While appreciating UBC’s decision, TransLink spokesperson Jillian Drews similarly acknowledged that more will have to be done to make rapid transit expansion to campus a reality.
“It’s great to see UBC’s commitment to extending rapid transit to their campus in the future, and we look forward to more discussions,” Drews said.
“A future phase of investment will likely include rapid transit to UBC, but there are no approved plans to start construction on rapid transit beyond Arbutus. Planning, design and construction of this extension have not been funded.”
Drews also noted that Translink is currently focusing on the Mayors’ 10-Year Vision, which only provides “preliminary planning for a UBC extension, not construction.” But there could be more consideration for the UBC project in the development of Translink’s new Regional Transportation Strategy.

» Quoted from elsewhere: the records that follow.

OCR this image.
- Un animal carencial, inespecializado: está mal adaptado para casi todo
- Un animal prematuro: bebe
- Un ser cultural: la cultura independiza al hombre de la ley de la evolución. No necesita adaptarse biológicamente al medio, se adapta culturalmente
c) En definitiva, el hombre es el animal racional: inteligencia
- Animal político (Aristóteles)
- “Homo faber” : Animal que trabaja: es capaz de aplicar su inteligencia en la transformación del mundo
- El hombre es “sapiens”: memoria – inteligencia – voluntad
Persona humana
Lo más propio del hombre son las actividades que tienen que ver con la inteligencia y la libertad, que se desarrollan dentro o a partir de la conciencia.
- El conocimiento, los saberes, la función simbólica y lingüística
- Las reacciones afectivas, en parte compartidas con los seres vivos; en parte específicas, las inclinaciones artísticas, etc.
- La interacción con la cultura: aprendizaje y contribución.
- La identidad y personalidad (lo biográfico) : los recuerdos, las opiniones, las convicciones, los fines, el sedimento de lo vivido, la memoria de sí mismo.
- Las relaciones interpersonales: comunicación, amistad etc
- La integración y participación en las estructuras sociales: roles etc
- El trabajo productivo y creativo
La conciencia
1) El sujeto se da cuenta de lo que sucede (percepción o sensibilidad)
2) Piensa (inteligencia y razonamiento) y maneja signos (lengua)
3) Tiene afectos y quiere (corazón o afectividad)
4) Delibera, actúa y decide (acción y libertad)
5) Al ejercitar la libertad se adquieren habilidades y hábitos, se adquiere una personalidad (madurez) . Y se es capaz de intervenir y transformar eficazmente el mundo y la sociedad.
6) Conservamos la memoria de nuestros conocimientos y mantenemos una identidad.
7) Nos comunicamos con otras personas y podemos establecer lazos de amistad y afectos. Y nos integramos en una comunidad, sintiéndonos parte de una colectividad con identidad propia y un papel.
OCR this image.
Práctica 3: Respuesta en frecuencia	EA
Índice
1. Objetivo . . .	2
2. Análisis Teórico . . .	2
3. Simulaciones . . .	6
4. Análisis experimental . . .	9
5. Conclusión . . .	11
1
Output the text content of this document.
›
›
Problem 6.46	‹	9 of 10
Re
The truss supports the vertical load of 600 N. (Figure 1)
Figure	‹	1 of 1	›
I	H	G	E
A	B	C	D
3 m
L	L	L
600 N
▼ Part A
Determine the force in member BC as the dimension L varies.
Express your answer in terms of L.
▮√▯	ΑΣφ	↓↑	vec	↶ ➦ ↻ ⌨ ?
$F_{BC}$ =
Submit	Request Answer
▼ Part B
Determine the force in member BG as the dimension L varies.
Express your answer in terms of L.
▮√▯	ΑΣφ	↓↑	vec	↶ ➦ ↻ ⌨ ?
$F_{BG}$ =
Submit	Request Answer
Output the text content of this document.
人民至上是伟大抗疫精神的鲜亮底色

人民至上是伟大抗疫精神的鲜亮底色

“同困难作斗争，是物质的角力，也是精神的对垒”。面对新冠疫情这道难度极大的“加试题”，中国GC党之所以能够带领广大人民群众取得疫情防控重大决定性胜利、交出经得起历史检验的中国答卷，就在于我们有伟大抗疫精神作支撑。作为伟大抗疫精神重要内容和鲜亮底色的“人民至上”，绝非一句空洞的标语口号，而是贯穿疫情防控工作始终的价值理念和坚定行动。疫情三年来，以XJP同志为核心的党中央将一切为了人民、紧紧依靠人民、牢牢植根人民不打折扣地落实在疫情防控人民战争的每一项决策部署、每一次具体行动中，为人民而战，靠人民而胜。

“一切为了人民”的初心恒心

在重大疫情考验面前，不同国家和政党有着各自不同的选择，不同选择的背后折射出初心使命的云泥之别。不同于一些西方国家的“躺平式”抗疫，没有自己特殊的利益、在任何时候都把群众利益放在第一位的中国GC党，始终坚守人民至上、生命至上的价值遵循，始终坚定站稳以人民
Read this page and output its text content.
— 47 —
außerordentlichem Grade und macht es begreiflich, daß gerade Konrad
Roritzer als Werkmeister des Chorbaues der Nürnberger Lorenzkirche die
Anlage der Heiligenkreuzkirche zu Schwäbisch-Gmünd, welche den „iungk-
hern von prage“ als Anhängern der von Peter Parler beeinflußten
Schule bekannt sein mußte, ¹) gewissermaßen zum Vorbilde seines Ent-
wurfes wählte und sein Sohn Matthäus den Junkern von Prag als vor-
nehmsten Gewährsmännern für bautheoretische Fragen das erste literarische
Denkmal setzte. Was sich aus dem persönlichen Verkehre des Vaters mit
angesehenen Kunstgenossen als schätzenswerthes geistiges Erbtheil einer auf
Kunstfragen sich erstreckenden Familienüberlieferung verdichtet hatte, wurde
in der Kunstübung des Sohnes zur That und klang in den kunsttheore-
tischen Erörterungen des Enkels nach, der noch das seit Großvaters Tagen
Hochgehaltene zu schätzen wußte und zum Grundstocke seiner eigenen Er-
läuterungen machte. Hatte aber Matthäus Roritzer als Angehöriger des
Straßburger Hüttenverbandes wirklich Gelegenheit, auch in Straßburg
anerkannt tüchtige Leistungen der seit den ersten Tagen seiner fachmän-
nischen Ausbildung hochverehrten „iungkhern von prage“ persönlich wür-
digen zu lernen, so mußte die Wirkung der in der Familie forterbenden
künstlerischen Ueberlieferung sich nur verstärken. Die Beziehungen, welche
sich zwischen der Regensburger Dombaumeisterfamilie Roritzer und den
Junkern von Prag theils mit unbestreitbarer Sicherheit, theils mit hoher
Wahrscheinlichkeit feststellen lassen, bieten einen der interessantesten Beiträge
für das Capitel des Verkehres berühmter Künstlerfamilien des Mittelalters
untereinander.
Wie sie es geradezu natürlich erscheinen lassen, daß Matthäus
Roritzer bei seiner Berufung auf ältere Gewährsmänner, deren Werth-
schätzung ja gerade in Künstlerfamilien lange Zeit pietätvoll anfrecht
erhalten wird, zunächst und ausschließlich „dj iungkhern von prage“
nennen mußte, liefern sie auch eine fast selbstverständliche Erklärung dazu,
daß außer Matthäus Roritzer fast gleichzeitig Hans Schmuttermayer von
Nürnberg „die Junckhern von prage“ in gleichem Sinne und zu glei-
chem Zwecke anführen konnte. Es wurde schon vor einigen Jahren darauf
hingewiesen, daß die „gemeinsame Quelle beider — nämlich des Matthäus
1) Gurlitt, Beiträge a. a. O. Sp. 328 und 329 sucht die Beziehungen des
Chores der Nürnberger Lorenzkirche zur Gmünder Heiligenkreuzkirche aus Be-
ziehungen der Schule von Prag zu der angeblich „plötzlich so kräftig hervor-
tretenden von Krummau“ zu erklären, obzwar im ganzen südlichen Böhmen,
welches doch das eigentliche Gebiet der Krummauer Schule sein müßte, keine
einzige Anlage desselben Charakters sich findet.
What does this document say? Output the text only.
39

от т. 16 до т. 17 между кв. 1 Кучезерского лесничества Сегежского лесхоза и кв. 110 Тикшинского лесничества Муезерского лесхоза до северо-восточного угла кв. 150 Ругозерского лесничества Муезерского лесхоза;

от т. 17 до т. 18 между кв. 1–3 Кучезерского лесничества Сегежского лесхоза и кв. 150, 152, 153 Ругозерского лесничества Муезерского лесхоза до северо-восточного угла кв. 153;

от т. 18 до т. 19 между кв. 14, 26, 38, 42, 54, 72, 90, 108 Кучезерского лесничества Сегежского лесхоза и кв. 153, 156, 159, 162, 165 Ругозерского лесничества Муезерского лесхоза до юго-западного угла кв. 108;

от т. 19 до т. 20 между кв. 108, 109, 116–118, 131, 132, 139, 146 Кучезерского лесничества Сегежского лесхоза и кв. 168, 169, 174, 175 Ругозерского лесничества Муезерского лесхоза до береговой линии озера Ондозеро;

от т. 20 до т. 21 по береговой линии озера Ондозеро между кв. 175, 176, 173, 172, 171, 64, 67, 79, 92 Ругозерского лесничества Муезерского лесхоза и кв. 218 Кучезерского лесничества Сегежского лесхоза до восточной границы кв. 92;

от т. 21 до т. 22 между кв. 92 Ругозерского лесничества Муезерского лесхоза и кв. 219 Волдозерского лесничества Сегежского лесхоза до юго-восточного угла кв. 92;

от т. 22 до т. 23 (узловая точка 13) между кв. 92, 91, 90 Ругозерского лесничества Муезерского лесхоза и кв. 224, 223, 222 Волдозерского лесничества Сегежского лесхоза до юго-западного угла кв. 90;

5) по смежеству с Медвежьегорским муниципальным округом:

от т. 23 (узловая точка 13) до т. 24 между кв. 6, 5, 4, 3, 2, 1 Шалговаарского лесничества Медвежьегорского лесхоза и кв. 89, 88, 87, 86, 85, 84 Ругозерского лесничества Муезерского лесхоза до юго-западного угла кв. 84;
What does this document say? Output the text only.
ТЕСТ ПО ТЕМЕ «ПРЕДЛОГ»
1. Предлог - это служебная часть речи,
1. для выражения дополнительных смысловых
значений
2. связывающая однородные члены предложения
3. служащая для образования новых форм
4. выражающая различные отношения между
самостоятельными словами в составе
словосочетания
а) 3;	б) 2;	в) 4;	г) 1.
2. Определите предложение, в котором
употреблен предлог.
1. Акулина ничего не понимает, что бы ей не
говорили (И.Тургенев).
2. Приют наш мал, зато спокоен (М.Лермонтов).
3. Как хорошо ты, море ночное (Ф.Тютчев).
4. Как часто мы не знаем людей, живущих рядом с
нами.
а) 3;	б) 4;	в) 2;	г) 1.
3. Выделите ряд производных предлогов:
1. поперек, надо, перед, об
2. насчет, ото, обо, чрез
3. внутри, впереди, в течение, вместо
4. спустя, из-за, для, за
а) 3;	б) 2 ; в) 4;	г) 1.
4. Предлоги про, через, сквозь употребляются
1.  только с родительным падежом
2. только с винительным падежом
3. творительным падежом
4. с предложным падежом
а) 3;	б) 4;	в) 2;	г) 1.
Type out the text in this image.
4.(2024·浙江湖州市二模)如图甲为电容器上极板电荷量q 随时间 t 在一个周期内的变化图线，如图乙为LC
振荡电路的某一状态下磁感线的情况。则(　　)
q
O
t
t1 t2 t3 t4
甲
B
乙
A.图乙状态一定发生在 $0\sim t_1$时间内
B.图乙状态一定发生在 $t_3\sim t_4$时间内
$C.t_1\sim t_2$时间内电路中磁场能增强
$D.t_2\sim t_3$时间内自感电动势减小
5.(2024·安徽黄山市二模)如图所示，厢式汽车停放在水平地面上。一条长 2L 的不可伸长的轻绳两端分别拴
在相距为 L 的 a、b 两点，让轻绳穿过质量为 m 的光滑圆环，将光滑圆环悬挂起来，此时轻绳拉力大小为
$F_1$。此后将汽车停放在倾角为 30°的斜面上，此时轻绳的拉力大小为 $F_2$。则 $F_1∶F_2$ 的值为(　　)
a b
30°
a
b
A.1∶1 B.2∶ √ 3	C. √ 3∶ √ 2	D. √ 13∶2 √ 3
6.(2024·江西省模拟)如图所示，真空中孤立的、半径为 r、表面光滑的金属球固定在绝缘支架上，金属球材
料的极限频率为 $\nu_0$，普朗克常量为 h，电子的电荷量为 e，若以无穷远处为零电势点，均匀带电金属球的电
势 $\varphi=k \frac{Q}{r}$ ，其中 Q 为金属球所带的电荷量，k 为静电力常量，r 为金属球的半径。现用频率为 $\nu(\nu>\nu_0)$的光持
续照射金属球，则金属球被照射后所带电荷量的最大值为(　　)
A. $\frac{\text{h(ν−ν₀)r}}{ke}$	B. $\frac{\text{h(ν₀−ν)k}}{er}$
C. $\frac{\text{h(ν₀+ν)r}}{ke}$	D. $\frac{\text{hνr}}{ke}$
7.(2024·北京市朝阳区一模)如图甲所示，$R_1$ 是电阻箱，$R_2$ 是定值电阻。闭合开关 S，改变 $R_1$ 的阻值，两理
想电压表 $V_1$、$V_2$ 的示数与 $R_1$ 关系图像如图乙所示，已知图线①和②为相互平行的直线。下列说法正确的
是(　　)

Steenkamp: Can't give the precise number because we are still estimating costs of the extension, we estimate we would pay part of the 20 per cent regional contribution shared with the city of Vancouver. Current extension costs about $3 billion if that's an indication of scale.— Ubyssey News (@UbysseyNews) April 19, 2018
Moving forward, Steenkamp noted that UBC has been and will be “leaning pretty heavily on the student voice” to advocate on this issue. For instance, the AMS — among other campus stakeholders like staff and faculty — has advocated for the expansion for years, citing a need for quicker, more accessible transportation to UBC.
“I would say that without the student support, I doubt whether we’d be proceeding as boldly as we are proceeding right now,” he said.
“If we take a look at the support behind the U Pass program, it’s telling of how much UBC students value public transportation” said Lin. “We need a united front for the UBC community to advance this project.”